Sandra explica que a fila para realizar biópsia, após o
laudo da mamografia, tem 300 vagas:
— Essa fila nunca acaba e sempre há pacientes aguardando
para serem inscritas.
A médica estudou o caso de quase 200 mulheres entre 40 e 70
anos atendidas no Rio Imagem, entre julho e dezembro de 2017. E implantou na
unidade, com apoio da ONG americana Global Cancer Institute, o Programa de
Navegação de Paciente (PNP). Com o projeto-piloto, a central de diagnóstico
passou a ter uma assistente social que acompanha as pacientes da mamografia ao
tratamento.
O PNP também suprimiu uma etapa que atrasa a chegada ao
tratamento em cerca de dois meses. As mamografias realizadas no Rio Imagem
passaram a ser analisadas por uma mastologista. Nos casos em que o exame aponta
alterações, a mulher é encaminhada de imediato para a biópsia por agulha, que
pode ser feita
no mesmo dia. Isso evita que ela tenha que voltar ao posto
de saúde, como acontece hoje nas demais unidades que realizam mamografia,
passar por um médico para mostrar o exame e ser inserida novamente no Sistema
de Regulação para agendar biópsia.
— Precisamos eliminar barreiras desnecessárias. São muitas
que se erguem até o tratamento. A ausência de transparência nas filas de espera
para marcar um exame ou consulta é uma delas, e isso contribui para a falta de
discernimento sobre o que deve ser priorizado. O cenário é desolador.
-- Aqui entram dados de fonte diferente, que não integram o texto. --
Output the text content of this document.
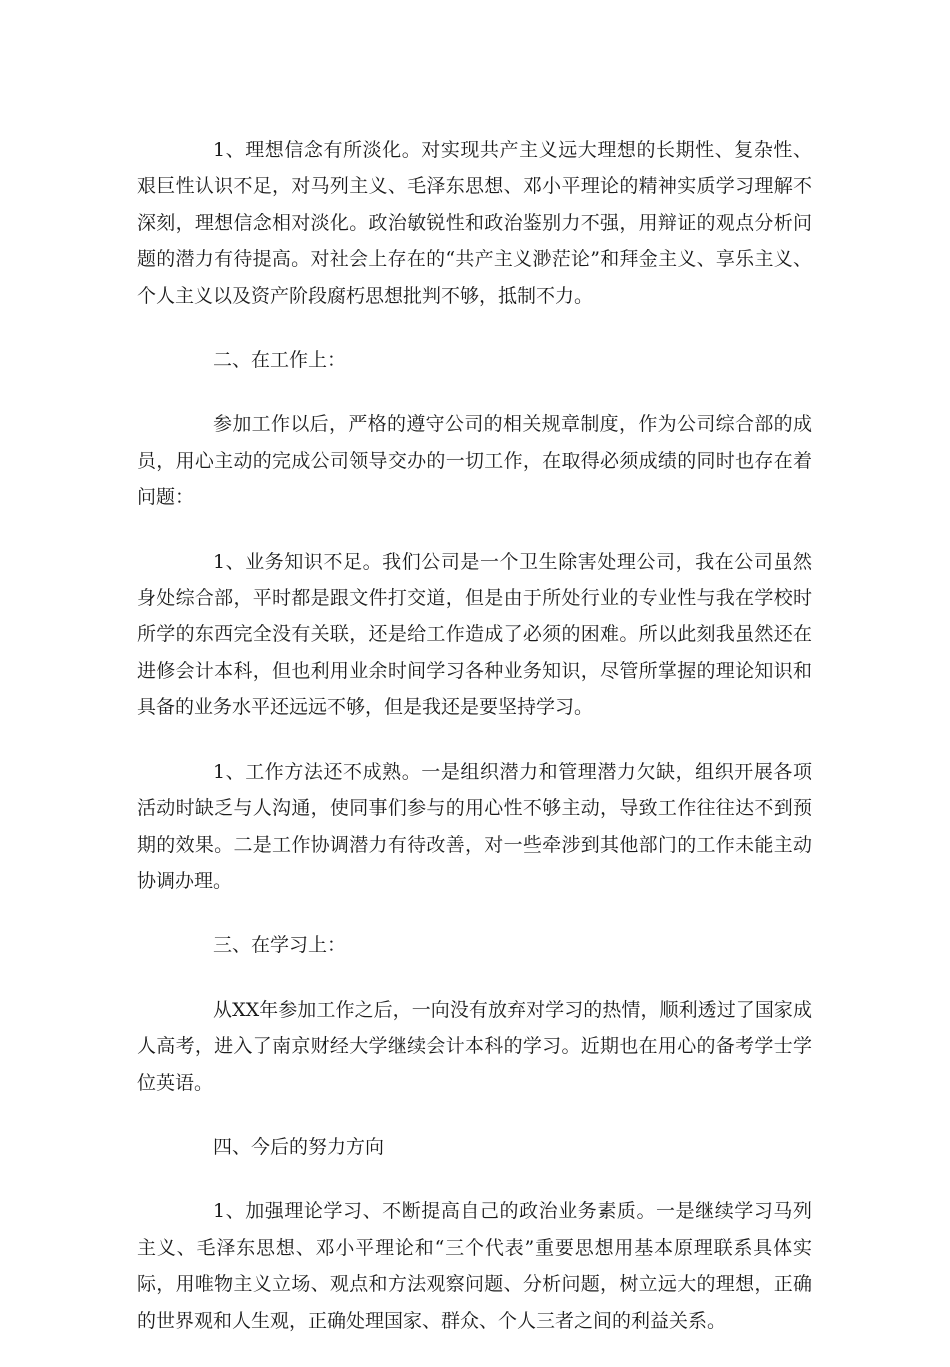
1、理想信念有所淡化。对实现共产主义远大理想的长期性、复杂性、艰巨性认识不足，对马列主义、毛泽东思想、邓小平理论的精神实质学习理解不深刻，理想信念相对淡化。政治敏锐性和政治鉴别力不强，用辩证的观点分析问题的潜力有待提高。对社会上存在的“共产主义渺茫论”和拜金主义、享乐主义、个人主义以及资产阶段腐朽思想批判不够，抵制不力。

二、在工作上：

参加工作以后，严格的遵守公司的相关规章制度，作为公司综合部的成员，用心主动的完成公司领导交办的一切工作，在取得必须成绩的同时也存在着问题：

1、业务知识不足。我们公司是一个卫生除害处理公司，我在公司虽然身处综合部，平时都是跟文件打交道，但是由于所处行业的专业性与我在学校时所学的东西完全没有关联，还是给工作造成了必须的困难。所以此刻我虽然还在进修会计本科，但也利用业余时间学习各种业务知识，尽管所掌握的理论知识和具备的业务水平还远远不够，但是我还是要坚持学习。

1、工作方法还不成熟。一是组织潜力和管理潜力欠缺，组织开展各项活动时缺乏与人沟通，使同事们参与的用心性不够主动，导致工作往往达不到预期的效果。二是工作协调潜力有待改善，对一些牵涉到其他部门的工作未能主动协调办理。

三、在学习上：

从XX年参加工作之后，一向没有放弃对学习的热情，顺利透过了国家成人高考，进入了南京财经大学继续会计本科的学习。近期也在用心的备考学士学位英语。

四、今后的努力方向

1、加强理论学习、不断提高自己的政治业务素质。一是继续学习马列主义、毛泽东思想、邓小平理论和“三个代表”重要思想用基本原理联系具体实际，用唯物主义立场、观点和方法观察问题、分析问题，树立远大的理想，正确的世界观和人生观，正确处理国家、群众、个人三者之间的利益关系。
A média
nacional de doença metastática na apresentação inicial é 8%. No Rio, estamos em
14%. Nos Estados Unidos, 4% — relata Sandra.
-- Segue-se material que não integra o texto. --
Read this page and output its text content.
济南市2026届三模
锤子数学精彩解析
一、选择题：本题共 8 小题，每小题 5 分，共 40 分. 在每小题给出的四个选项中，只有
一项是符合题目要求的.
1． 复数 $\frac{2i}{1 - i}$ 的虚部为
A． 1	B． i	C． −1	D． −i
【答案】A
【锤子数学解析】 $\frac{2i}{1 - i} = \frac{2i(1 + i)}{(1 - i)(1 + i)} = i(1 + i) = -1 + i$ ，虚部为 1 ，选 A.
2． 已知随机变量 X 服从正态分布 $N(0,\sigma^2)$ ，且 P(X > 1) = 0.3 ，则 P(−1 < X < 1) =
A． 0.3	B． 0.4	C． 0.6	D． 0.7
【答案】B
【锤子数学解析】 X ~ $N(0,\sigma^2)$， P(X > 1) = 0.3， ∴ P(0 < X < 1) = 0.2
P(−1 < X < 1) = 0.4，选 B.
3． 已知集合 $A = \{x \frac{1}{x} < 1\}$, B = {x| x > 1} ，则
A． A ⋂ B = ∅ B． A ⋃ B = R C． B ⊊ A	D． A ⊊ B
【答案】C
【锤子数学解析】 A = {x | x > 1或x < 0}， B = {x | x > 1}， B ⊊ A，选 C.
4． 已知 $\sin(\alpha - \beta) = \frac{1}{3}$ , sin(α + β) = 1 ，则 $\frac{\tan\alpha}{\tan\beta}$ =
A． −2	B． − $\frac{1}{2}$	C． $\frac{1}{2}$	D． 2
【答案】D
O Ministério da Saúde afirmou que, em 2017, os seis hospitais federais no Rio ampliaram em 5,8% a realização de cirurgias oncológicas de mama, em relação a 2016.
‘O
tumor havia crescido e tive que retirar a mama’
MARTHA ANGELA DOS SANTOS 51 anos, dona de casa e mãe de dois filhos
Fiz mamografia no Rio Imagem no dia 25 de julho de 2017.
Realizei a biópsia e recebi o resultado no dia 4 de setembro. No mesmo dia,
voltei à Clínica da Família levando exames e uma carta que pedia urgência no
agendamento em hospital que trata câncer. Mesmo assim, só fui inserida no SER
nove dias depois, quando ameacei chamar a polícia. Fui agendada para o
Instituto Nacional de Câncer (Inca) para 6 de novembro. O programa de navegação
conseguiu adiantar para 23 de outubro. O tumor havia crescido e me disseram que
teriam que retirar minha mama. Tive que refazer os exames do risco cirúrgico e
passar por consultas com cardiologista, anestesista, enfermagem, psicólogo e
assistente social. Cheguei a pensar em desistir. Foram quase seis meses rodando
no Inca até a cirurgia, no último dia 12.